Prosper Menière a montré clairement son désaccord avec cette conception de " surdité nerveuse " de G. Kramer, qui pourtant persista encore dans la littérature pendant au moins deux décennies, comme dans le Traité pratique des maladies de l'oreille (39) d'Antonin von Trœltsch (1868). Dans ses commentaires du livre de G. Kramer, l’auriste parisien insistait sur l’importance de la recherche de lésions du labyrinthe ; il faisait état de ses recherches cadavériques sur ce sujet, et rapportait deux observations dont l’une devint célèbre sous une forme quelque peu modifiée. " J’ai vu une jeune fille frappée de surdité complète, absolue, dans le court espace de quelques heures. Voyageant sur une voiture découverte, elle fut exposée, la nuit, à un froid très vif dans le temps de ses règles, et l’ouïe fut perdue sans que les oreilles eussent été le siège de douleurs. La mort, qui survint promptement, me permit de disséquer avec soin les deux temporaux, et je trouvai dans tout le labyrinthe une sorte de lymphe plastique, rougeâtre, qui paraissait le produit d’une exhalation de toutes les surfaces membraneuses tapissant l’oreille interne. Dans un cas analogue, mais qui ne s’était terminé par la mort que beaucoup plus tard (deux mois après la perte de l’ouïe), je trouvai cette même lymphe plastique d’un jaune clair, parsemée d’une multitude de petits points gris, opaques, et ressemblant assez bien à des granulations tuberculeuses commençantes."

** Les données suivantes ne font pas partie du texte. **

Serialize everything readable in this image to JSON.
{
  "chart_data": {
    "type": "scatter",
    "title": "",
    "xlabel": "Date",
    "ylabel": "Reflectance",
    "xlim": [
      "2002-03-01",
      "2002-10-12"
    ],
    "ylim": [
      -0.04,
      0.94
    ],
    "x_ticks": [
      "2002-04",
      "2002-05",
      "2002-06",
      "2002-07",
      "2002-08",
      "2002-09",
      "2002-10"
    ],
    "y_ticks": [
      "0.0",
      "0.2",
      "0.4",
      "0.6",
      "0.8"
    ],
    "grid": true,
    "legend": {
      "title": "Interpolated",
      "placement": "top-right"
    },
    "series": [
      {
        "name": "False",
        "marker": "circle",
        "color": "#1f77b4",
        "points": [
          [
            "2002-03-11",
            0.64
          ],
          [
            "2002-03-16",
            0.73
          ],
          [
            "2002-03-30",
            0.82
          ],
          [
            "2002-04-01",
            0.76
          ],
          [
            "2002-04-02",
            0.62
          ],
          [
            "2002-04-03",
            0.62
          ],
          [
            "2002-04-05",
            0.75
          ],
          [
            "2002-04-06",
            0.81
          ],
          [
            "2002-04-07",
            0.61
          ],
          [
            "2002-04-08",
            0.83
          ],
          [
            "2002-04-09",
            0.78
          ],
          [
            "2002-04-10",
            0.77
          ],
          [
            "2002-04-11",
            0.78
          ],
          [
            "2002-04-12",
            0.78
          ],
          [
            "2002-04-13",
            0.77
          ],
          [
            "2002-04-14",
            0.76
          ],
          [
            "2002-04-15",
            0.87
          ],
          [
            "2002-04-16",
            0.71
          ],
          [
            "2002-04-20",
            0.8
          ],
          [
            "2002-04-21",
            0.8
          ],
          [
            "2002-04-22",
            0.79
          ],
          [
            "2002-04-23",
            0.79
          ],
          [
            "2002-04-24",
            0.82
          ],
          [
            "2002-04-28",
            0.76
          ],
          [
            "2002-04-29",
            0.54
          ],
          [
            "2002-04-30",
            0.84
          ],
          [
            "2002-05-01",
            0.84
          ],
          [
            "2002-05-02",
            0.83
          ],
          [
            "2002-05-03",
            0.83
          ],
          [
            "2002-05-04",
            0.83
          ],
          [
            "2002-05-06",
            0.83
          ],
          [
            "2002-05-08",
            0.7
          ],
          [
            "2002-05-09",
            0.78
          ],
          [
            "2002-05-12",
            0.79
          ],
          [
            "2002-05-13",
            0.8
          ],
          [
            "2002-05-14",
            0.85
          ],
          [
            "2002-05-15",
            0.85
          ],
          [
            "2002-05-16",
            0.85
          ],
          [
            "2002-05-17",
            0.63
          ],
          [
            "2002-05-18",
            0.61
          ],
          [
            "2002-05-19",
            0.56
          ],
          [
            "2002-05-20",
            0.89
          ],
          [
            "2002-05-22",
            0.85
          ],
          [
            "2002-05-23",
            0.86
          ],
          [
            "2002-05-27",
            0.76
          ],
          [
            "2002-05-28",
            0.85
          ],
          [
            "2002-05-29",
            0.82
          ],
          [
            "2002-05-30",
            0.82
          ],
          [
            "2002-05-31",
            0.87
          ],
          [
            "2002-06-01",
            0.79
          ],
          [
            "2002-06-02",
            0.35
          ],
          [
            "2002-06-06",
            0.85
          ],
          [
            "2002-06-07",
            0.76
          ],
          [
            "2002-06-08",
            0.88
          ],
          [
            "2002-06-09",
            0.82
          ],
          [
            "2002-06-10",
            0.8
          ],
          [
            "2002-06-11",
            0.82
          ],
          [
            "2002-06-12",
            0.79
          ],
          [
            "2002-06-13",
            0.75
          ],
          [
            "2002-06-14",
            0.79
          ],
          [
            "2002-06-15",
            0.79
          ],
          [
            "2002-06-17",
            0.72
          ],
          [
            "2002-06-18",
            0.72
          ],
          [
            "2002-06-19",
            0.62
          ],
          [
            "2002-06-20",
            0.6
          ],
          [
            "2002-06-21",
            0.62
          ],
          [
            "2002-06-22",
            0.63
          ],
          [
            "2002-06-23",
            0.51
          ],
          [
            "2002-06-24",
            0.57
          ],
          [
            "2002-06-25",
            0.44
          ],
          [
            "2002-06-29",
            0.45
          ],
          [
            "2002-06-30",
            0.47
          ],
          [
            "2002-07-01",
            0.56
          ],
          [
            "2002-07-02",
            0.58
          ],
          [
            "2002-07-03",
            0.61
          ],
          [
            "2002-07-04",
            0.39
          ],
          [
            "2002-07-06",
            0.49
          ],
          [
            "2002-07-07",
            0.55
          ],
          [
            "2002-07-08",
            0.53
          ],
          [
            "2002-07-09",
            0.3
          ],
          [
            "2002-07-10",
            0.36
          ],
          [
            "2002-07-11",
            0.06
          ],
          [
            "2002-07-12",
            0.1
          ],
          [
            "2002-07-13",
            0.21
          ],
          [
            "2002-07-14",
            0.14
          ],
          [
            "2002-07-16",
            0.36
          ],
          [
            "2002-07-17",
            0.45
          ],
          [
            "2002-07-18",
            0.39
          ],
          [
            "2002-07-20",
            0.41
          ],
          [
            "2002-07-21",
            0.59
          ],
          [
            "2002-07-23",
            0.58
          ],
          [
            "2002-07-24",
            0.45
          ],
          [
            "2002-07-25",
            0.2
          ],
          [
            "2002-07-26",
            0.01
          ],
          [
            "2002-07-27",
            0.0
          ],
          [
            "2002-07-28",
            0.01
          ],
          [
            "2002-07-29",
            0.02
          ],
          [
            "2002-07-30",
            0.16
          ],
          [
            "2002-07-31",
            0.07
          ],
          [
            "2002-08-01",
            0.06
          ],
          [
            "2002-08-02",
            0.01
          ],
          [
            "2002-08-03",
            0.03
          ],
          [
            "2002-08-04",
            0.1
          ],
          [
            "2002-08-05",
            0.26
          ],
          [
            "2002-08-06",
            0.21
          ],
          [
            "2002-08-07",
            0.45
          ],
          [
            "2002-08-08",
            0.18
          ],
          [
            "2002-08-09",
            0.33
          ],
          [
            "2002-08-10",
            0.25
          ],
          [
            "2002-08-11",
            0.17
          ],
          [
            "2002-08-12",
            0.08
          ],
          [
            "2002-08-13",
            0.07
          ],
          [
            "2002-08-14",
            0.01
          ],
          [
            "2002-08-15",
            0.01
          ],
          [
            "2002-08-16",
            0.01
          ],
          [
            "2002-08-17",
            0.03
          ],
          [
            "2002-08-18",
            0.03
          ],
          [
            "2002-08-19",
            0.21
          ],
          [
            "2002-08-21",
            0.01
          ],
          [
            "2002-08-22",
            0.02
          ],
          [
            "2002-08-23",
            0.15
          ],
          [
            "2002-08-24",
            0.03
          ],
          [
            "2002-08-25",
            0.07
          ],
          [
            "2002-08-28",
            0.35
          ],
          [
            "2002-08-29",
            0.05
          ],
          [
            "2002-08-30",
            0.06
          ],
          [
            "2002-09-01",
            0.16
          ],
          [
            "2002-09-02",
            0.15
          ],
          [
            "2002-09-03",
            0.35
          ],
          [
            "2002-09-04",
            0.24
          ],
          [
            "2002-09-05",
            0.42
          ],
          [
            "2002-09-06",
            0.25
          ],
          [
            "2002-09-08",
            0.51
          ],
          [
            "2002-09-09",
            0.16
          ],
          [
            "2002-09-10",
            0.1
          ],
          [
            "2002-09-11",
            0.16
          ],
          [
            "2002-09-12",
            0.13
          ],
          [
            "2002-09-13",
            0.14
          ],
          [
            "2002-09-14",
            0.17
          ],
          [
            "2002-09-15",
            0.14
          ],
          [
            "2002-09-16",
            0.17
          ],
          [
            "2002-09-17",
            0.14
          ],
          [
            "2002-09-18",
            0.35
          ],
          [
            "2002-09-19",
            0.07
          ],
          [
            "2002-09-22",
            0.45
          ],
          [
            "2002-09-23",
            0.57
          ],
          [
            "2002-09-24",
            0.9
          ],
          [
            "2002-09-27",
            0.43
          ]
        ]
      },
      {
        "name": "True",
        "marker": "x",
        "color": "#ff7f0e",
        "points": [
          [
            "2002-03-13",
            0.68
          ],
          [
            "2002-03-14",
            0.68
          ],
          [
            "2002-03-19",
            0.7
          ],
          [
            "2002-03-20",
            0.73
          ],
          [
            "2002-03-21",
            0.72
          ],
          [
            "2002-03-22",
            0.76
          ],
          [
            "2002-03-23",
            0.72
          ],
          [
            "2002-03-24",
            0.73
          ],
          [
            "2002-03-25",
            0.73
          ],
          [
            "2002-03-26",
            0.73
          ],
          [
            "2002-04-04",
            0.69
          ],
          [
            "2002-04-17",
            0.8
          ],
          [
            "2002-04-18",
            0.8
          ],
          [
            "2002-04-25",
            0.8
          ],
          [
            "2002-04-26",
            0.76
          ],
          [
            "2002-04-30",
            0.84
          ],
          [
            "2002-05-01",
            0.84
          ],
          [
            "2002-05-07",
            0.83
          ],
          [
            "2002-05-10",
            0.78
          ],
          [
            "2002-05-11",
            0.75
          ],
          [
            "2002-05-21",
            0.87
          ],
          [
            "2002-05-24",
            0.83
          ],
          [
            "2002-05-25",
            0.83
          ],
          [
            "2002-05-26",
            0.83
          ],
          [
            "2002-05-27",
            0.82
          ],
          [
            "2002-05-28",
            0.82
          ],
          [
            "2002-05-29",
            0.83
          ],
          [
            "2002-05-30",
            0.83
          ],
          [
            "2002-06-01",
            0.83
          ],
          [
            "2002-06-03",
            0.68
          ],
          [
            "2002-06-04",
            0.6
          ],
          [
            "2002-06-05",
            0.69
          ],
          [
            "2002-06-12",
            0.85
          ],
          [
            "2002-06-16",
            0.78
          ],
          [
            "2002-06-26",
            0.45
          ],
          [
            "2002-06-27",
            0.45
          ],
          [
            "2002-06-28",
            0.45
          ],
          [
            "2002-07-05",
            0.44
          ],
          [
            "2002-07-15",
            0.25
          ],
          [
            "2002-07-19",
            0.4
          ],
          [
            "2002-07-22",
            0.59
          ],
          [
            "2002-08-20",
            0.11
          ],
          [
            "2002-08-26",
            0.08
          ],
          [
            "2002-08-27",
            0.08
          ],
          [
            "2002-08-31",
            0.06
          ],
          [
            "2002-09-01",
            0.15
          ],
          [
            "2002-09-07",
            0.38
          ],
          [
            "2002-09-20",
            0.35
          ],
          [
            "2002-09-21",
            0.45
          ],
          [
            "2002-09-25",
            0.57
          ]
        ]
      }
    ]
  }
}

Ces études cadavériques permettaient à Prosper Menière de démanteler les surdités dites nerveuses dont le diagnostic masquait l’ignorance. Il ajoutait à propos de G. Kramer : " Il y a peu de temps encore, ce praticien regardait la plupart des maladies de l’oreille comme nerveuses ; selon lui, plus de cinquante pour cent appartenaient à cette classe ; il soutenait cette opinion avec énergie, malgré les preuves contraires avancées par d’autres médecins. Aujourd’hui, grâce à l’étude attentive de l’anatomie pathologique, aux enseignements de laquelle il faut se rendre à la longue, il admet que le nombre des surdités nerveuses n’est en réalité que de 4 pour mille." Le rôle de Prosper Menière a certainement été très important, par ses commentaires du Traité de G. Kramer, pour faire évoluer les idées.

 Les vertiges

La notion de vertige est très ancienne. François Boissier de Sauvages le décrivait dans sa Nosologie Méthodique parue en latin en 1763 et traduite en 1771 (1) comme " une hallucination qui nous fait paraître que les objets, quoique tranquilles et fixes dans leur place, se meuvent et décrivent un cercle, le malade croit lui-même qu’il vacille dans son lit." Il les mettaient dans la " classe des folies ", dans l'ordre I avec " la berlue, la bévue, le tintouin" "Les égarements ou les erreurs de l'esprit doivent naître du vice d'un organe qui est hors du cerveau, d'où vient l'erreur de l'imagination." Il expliquait le symptôme vertigineux par un mouvement rétrograde du sang dans les artérioles de la rétine. "Un mouvement semblable excite dans les oreilles un tintement ou un sifflement ; les vertigineux ne doivent pas être surpris s'ils ont si souvent des tintements d'oreille puisque par le même principe, le sang rétrograde dans les oreilles et la rétine." Il distinguait les vertiges " stomachique, hystérique, pléthorique." "Si la pléthore est considérable et que le cerveau soit faible, un vertige un peu fort peut être suivi d'une apoplexie, de l'épilepsie ou d'une autre affection grave." Ces notions ont perduré pendant près d'un siècle. Elles incitaient les cliniciens à ne pas s'étonner de l'association vertiges et symptômes auriculaires.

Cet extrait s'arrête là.